A advogada trabalhista Andréia Cândida Vitor, de 39 anos, relata que foi torturada física e psicologicamente por policiais militares no Bairro Alto, em Curitiba, em novembro do ano passado. Naquele dia, PMs realizaram uma abordagem para localizar um rapaz flagrado andando de moto sem capacete. O jovem fugiu para os fundos de uma casa e, segundo Andréia, os policiais levaram para a rua todas as pessoas que estavam na residência. Vários moradores do Bairro Alto testemunharam a abordagem.
"Eu estava assistindo à ação, porque sou vizinha daquela área. Vi que (a abordagem) estava muito acintosa, além do necessário, mas eu estava apenas testemunhando para eventualmente fazer um relato depois. Mas os policiais começaram a xingar quem estava vendo. Eu falei que não havia necessidade deles me ofenderem daquela forma, e então me deram voz de prisão", descreve Andréia.
A advogada conta que ela e um grupo de rapazes foram levados para uma praça, onde teria ocorrido a tortura. "O nome da praça é, dá até uma tristeza lembrar do nome. Eles nos obrigaram a ficar ajoelhados, olhando para o chão. Todos nós fomos vítimas de agressões físicas e xingamentos", afirma. As ofensas incluíram frases racistas. Depois, a advogada foi levada para uma delegacia, onde ficou presa da meia-noite até cinco horas da manhã.
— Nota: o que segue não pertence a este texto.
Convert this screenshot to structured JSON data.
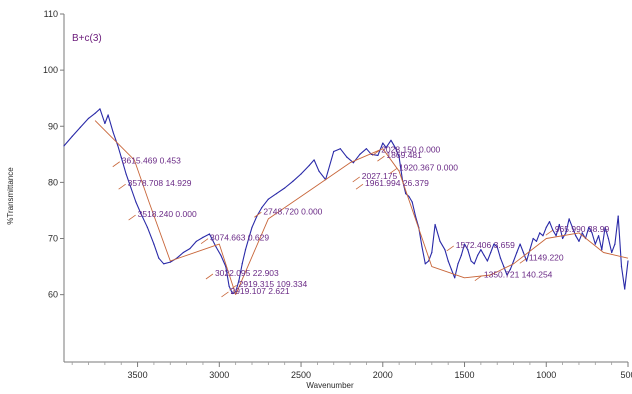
{
  "chart_data": {
    "type": "line",
    "title": "B+c(3)",
    "xlabel": "Wavenumber",
    "ylabel": "%Transmittance",
    "xlim": [
      3950,
      500
    ],
    "ylim": [
      48,
      110
    ],
    "x_ticks": [
      "3500",
      "3000",
      "2500",
      "2000",
      "1500",
      "1000",
      "500"
    ],
    "y_ticks": [
      "60",
      "70",
      "80",
      "90",
      "100",
      "110"
    ],
    "series": [
      {
        "color": "#2a2aa8",
        "x": [
          3950,
          3900,
          3850,
          3800,
          3760,
          3730,
          3700,
          3680,
          3650,
          3620,
          3600,
          3570,
          3540,
          3510,
          3480,
          3440,
          3400,
          3370,
          3340,
          3300,
          3260,
          3220,
          3180,
          3140,
          3100,
          3060,
          3020,
          2990,
          2960,
          2940,
          2920,
          2900,
          2880,
          2860,
          2840,
          2820,
          2800,
          2770,
          2740,
          2700,
          2650,
          2600,
          2550,
          2500,
          2450,
          2420,
          2390,
          2350,
          2300,
          2260,
          2220,
          2180,
          2140,
          2100,
          2070,
          2030,
          2000,
          1980,
          1950,
          1920,
          1900,
          1880,
          1860,
          1840,
          1820,
          1800,
          1780,
          1760,
          1740,
          1720,
          1700,
          1680,
          1650,
          1620,
          1600,
          1580,
          1560,
          1540,
          1520,
          1500,
          1480,
          1460,
          1440,
          1420,
          1400,
          1380,
          1360,
          1340,
          1320,
          1300,
          1280,
          1260,
          1240,
          1220,
          1200,
          1180,
          1160,
          1140,
          1120,
          1100,
          1080,
          1060,
          1040,
          1020,
          1000,
          980,
          960,
          940,
          920,
          900,
          880,
          860,
          840,
          820,
          800,
          780,
          760,
          740,
          720,
          700,
          680,
          660,
          640,
          620,
          600,
          580,
          560,
          540,
          520,
          500
        ],
        "values": [
          86.5,
          88.2,
          89.8,
          91.4,
          92.3,
          93.1,
          90.5,
          92.0,
          89.0,
          86.5,
          84.5,
          81.5,
          79.0,
          76.5,
          74.5,
          72.0,
          69.0,
          66.5,
          65.5,
          65.8,
          66.5,
          67.5,
          68.2,
          69.5,
          70.2,
          70.8,
          68.5,
          67.0,
          65.0,
          61.5,
          60.2,
          60.5,
          62.5,
          65.5,
          68.0,
          70.0,
          72.0,
          74.0,
          75.5,
          77.0,
          78.0,
          79.0,
          80.2,
          81.5,
          83.0,
          84.0,
          82.0,
          80.5,
          85.5,
          86.0,
          84.5,
          83.5,
          85.0,
          86.0,
          85.0,
          84.8,
          87.0,
          86.2,
          87.5,
          86.0,
          84.5,
          80.5,
          78.0,
          77.5,
          76.5,
          74.0,
          72.0,
          68.5,
          65.5,
          66.0,
          67.5,
          72.5,
          69.5,
          68.0,
          66.0,
          64.5,
          63.0,
          65.5,
          67.0,
          69.0,
          68.0,
          66.0,
          65.5,
          67.0,
          68.0,
          67.0,
          66.0,
          67.5,
          69.0,
          68.5,
          66.5,
          65.0,
          63.5,
          64.5,
          66.0,
          67.5,
          69.0,
          67.5,
          66.0,
          68.0,
          70.0,
          69.5,
          71.0,
          70.5,
          72.0,
          73.0,
          71.5,
          70.5,
          72.5,
          70.0,
          71.0,
          73.5,
          72.0,
          70.5,
          69.5,
          71.0,
          70.0,
          72.0,
          71.0,
          69.0,
          70.5,
          68.0,
          72.0,
          70.0,
          67.5,
          69.0,
          74.0,
          65.0,
          61.0,
          66.0
        ]
      },
      {
        "color": "#c8663a",
        "name": "",
        "x": [
          3760,
          3520,
          3430,
          3300,
          3000,
          2900,
          2700,
          2400,
          2200,
          2000,
          1900,
          1700,
          1500,
          1340,
          1200,
          1000,
          800,
          650,
          500
        ],
        "values": [
          91.0,
          84.0,
          76.5,
          66.0,
          69.0,
          60.0,
          73.5,
          79.5,
          83.5,
          86.0,
          82.0,
          65.0,
          63.0,
          63.5,
          65.5,
          70.0,
          71.0,
          67.5,
          66.5
        ]
      }
    ],
    "annotations": [
      {
        "text": "3615.469  0.453",
        "x": 3615,
        "y": 83.5
      },
      {
        "text": "3578.708  14.929",
        "x": 3579,
        "y": 79.5
      },
      {
        "text": "3518.240  0.000",
        "x": 3518,
        "y": 74.0
      },
      {
        "text": "3074.663  0.629",
        "x": 3075,
        "y": 69.8
      },
      {
        "text": "3022.095  22.903",
        "x": 3045,
        "y": 63.5
      },
      {
        "text": "2919.315  109.334",
        "x": 2900,
        "y": 61.5
      },
      {
        "text": "2919.107  2.621",
        "x": 2950,
        "y": 60.3
      },
      {
        "text": "2748.720  0.000",
        "x": 2749,
        "y": 74.5
      },
      {
        "text": "2027.175",
        "x": 2147,
        "y": 80.8
      },
      {
        "text": "2028.150  0.000",
        "x": 2028,
        "y": 85.5
      },
      {
        "text": "1869.481",
        "x": 1996,
        "y": 84.5
      },
      {
        "text": "1920.367  0.000",
        "x": 1920,
        "y": 82.3
      },
      {
        "text": "1961.994  26.379",
        "x": 2127,
        "y": 79.5
      },
      {
        "text": "1572.406  3.659",
        "x": 1572,
        "y": 68.5
      },
      {
        "text": "1350.721  140.254",
        "x": 1400,
        "y": 63.2
      },
      {
        "text": "1149.220",
        "x": 1125,
        "y": 66.3
      },
      {
        "text": "965.990  38.99",
        "x": 966,
        "y": 71.3
      }
    ],
    "grid": false,
    "legend": "none"
  }
}
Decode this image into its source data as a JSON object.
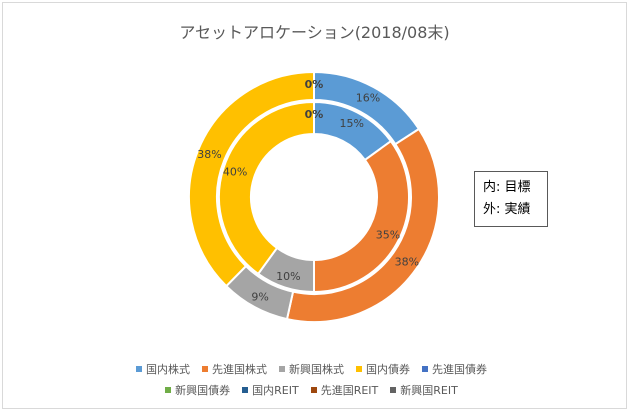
{
  "chart_data": {
    "type": "doughnut",
    "title": "アセットアロケーション(2018/08末)",
    "categories": [
      "国内株式",
      "先進国株式",
      "新興国株式",
      "国内債券",
      "先進国債券",
      "新興国債券",
      "国内REIT",
      "先進国REIT",
      "新興国REIT"
    ],
    "colors": [
      "#5b9bd5",
      "#ed7d31",
      "#a5a5a5",
      "#ffc000",
      "#4472c4",
      "#70ad47",
      "#255e91",
      "#9e480e",
      "#636363"
    ],
    "series": [
      {
        "name": "目標",
        "ring": "inner",
        "values": [
          15,
          35,
          10,
          40,
          0,
          0,
          0,
          0,
          0
        ],
        "labels": [
          "15%",
          "35%",
          "10%",
          "40%",
          "",
          "",
          "",
          "",
          "0%"
        ]
      },
      {
        "name": "実績",
        "ring": "outer",
        "values": [
          16,
          38,
          9,
          38,
          0,
          0,
          0,
          0,
          0
        ],
        "labels": [
          "16%",
          "38%",
          "9%",
          "38%",
          "",
          "",
          "",
          "",
          "0%"
        ]
      }
    ],
    "annotation": [
      "内: 目標",
      "外: 実績"
    ],
    "legend_position": "bottom"
  }
}
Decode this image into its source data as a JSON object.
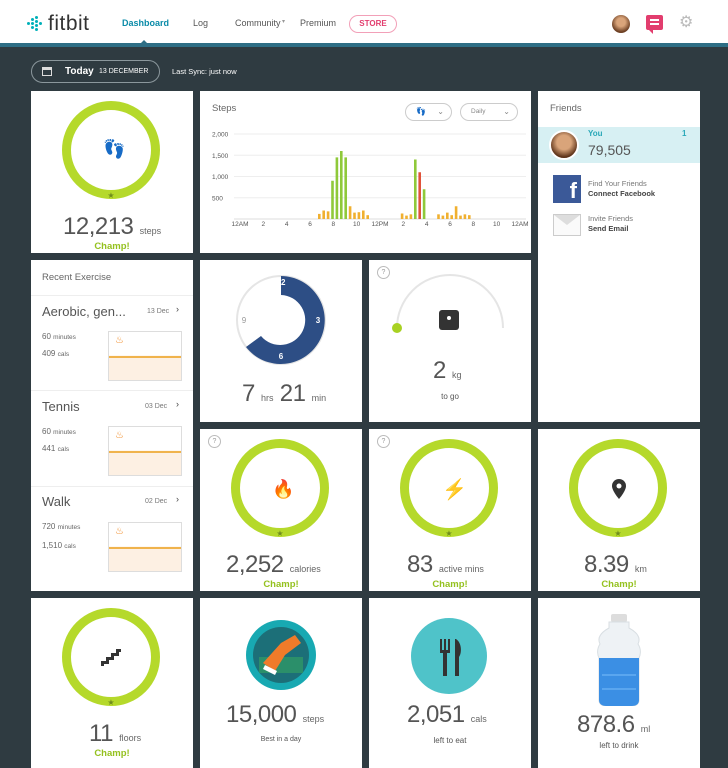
{
  "nav": {
    "logo": "fitbit",
    "items": [
      "Dashboard",
      "Log",
      "Community",
      "Premium"
    ],
    "store": "STORE"
  },
  "date_bar": {
    "today": "Today",
    "date": "13 DECEMBER",
    "sync": "Last Sync: just now"
  },
  "steps_tile": {
    "value": "12,213",
    "unit": "steps",
    "badge": "Champ!"
  },
  "steps_chart": {
    "title": "Steps",
    "period": "Daily",
    "colors": {
      "green": "#8fc93a",
      "orange": "#f0b030",
      "red": "#e0533a"
    }
  },
  "chart_data": {
    "type": "bar",
    "title": "Steps",
    "ylim": [
      0,
      2000
    ],
    "yticks": [
      "2,000",
      "1,500",
      "1,000",
      "500"
    ],
    "xticks": [
      "12AM",
      "2",
      "4",
      "6",
      "8",
      "10",
      "12PM",
      "2",
      "4",
      "6",
      "8",
      "10",
      "12AM"
    ],
    "series": [
      {
        "values": [
          120,
          200,
          180,
          900,
          1450,
          1600,
          1450,
          300,
          150,
          160,
          200,
          90,
          130,
          80,
          110,
          1400,
          1100,
          700,
          110,
          80,
          150,
          90,
          300,
          80,
          110,
          90
        ]
      }
    ]
  },
  "friends": {
    "title": "Friends",
    "you": "You",
    "you_rank": "1",
    "you_steps": "79,505",
    "facebook_top": "Find Your Friends",
    "facebook_bottom": "Connect Facebook",
    "email_top": "Invite Friends",
    "email_bottom": "Send Email"
  },
  "exercise": {
    "title": "Recent Exercise",
    "items": [
      {
        "name": "Aerobic, gen...",
        "date": "13 Dec",
        "minutes": "60",
        "min_label": "minutes",
        "cals": "409",
        "cal_label": "cals"
      },
      {
        "name": "Tennis",
        "date": "03 Dec",
        "minutes": "60",
        "min_label": "minutes",
        "cals": "441",
        "cal_label": "cals"
      },
      {
        "name": "Walk",
        "date": "02 Dec",
        "minutes": "720",
        "min_label": "minutes",
        "cals": "1,510",
        "cal_label": "cals"
      }
    ]
  },
  "sleep": {
    "hrs": "7",
    "hrs_label": "hrs",
    "min": "21",
    "min_label": "min",
    "dial": [
      "12",
      "3",
      "6",
      "9"
    ]
  },
  "weight": {
    "help": "?",
    "value": "2",
    "unit": "kg",
    "label": "to go"
  },
  "calories": {
    "help": "?",
    "value": "2,252",
    "unit": "calories",
    "badge": "Champ!"
  },
  "active": {
    "help": "?",
    "value": "83",
    "unit": "active mins",
    "badge": "Champ!"
  },
  "distance": {
    "value": "8.39",
    "unit": "km",
    "badge": "Champ!"
  },
  "floors": {
    "value": "11",
    "unit": "floors",
    "badge": "Champ!"
  },
  "best": {
    "value": "15,000",
    "unit": "steps",
    "label": "Best in a day"
  },
  "food": {
    "value": "2,051",
    "unit": "cals",
    "label": "left to eat"
  },
  "water": {
    "value": "878.6",
    "unit": "ml",
    "label": "left to drink"
  }
}
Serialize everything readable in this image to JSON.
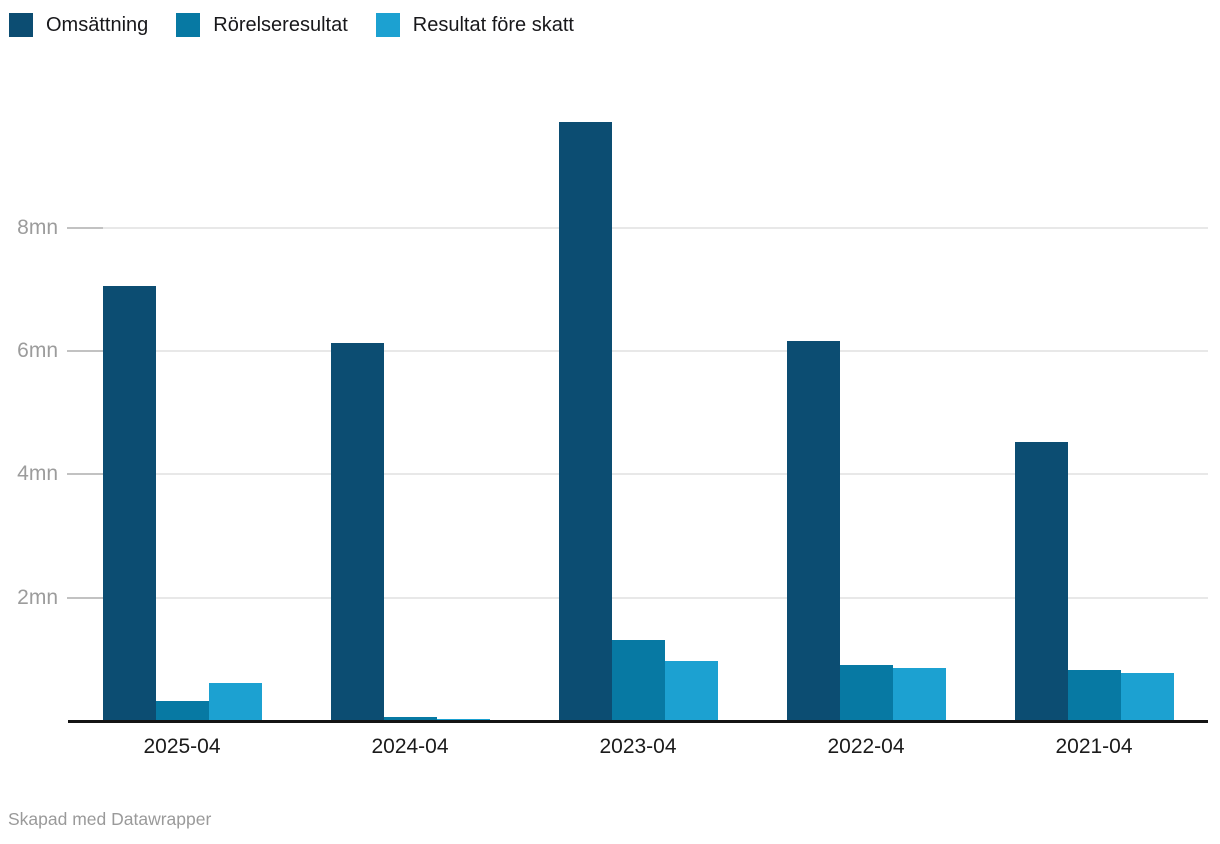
{
  "legend": {
    "items": [
      {
        "key": "omsattning",
        "label": "Omsättning",
        "color": "#0c4d72"
      },
      {
        "key": "rorelseresultat",
        "label": "Rörelseresultat",
        "color": "#0779a3"
      },
      {
        "key": "resultat-fore-skatt",
        "label": "Resultat före skatt",
        "color": "#1ca1d1"
      }
    ]
  },
  "footer": {
    "credit": "Skapad med Datawrapper"
  },
  "chart_data": {
    "type": "bar",
    "title": "",
    "categories": [
      "2025-04",
      "2024-04",
      "2023-04",
      "2022-04",
      "2021-04"
    ],
    "series": [
      {
        "key": "omsattning",
        "name": "Omsättning",
        "color": "#0c4d72",
        "values": [
          7.05,
          6.13,
          9.72,
          6.16,
          4.53
        ]
      },
      {
        "key": "rorelseresultat",
        "name": "Rörelseresultat",
        "color": "#0779a3",
        "values": [
          0.33,
          0.06,
          1.32,
          0.91,
          0.82
        ]
      },
      {
        "key": "resultat-fore-skatt",
        "name": "Resultat före skatt",
        "color": "#1ca1d1",
        "values": [
          0.62,
          0.03,
          0.97,
          0.86,
          0.78
        ]
      }
    ],
    "unit": "mn",
    "y_ticks": [
      2,
      4,
      6,
      8
    ],
    "y_tick_labels": [
      "2mn",
      "4mn",
      "6mn",
      "8mn"
    ],
    "ylim": [
      0,
      10
    ],
    "grid": true,
    "legend_position": "top-left",
    "colors": {
      "gridline": "#e8e8e8",
      "tick": "#c2c2c2",
      "axis": "#141414",
      "y_label": "#9c9c9c",
      "x_label": "#1b1b1b",
      "credit": "#9a9a9a"
    }
  }
}
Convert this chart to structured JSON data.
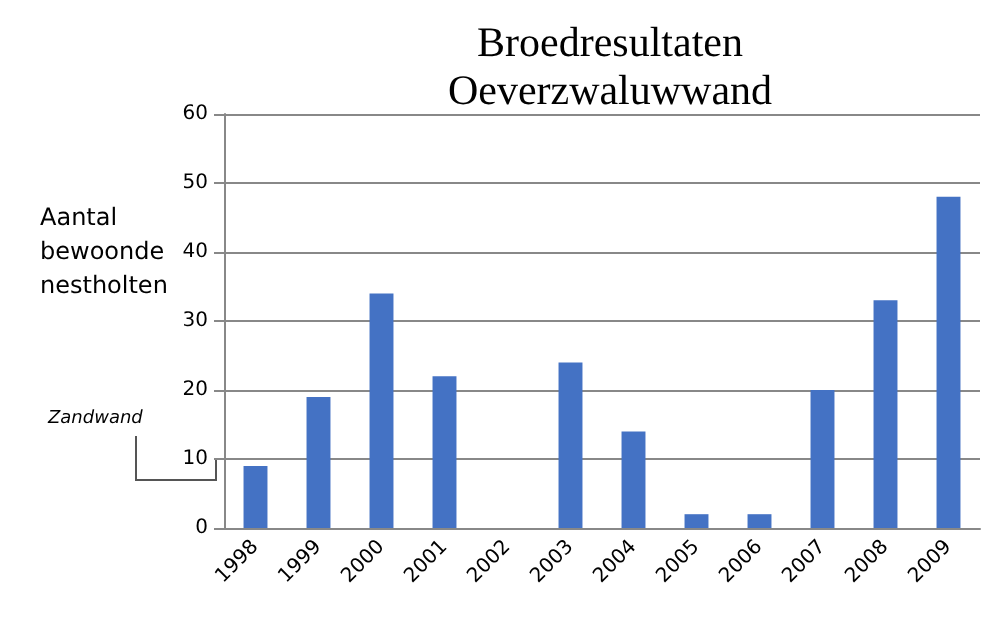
{
  "chart_data": {
    "type": "bar",
    "title": "Broedresultaten\nOeverzwaluwwand",
    "ylabel": "Aantal\nbewoonde\nnestholten",
    "categories": [
      "1998",
      "1999",
      "2000",
      "2001",
      "2002",
      "2003",
      "2004",
      "2005",
      "2006",
      "2007",
      "2008",
      "2009"
    ],
    "values": [
      9,
      19,
      34,
      22,
      0,
      24,
      14,
      2,
      2,
      20,
      33,
      48
    ],
    "color": "#4472c4",
    "ylim": [
      0,
      60
    ],
    "yticks": [
      0,
      10,
      20,
      30,
      40,
      50,
      60
    ],
    "grid": "y",
    "annotations": [
      "Zandwand"
    ]
  }
}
Andréia denunciou o caso na Associação Paranaense de Advogados Criminalistas, no Grupo de Atuação Especial de Combate ao Crime Organizado (Gaeco) e na Corregedoria da PM. A advogada ainda está respondendo a processo por desacato contra os policiais militares.
"O que fica é uma sensação de impotência e de total ausência de segurança. Hoje, se eu for agredida por alguém, sinto que não tenho a quem recorrer, pois quem deveria me atender causou um trauma enorme a mim e a outras pessoas. Tenho cuidado para não generalizar, o lado racional me diz que são pessoas dentro de uma instituição (que praticaram a tortura), e eu tenho sorte de conhecer pessoas boas dentro da polícia. Mas o primeiro sentimento é sempre esse (de receio)", desabafa.
A defesa de Andréia informou que o Gaeco aguarda o envio de cópia do procedimento interno da Polícia Militar para decidir que medidas vai tomar para tentar responsabilizar os PMs envolvidos. (F.G.)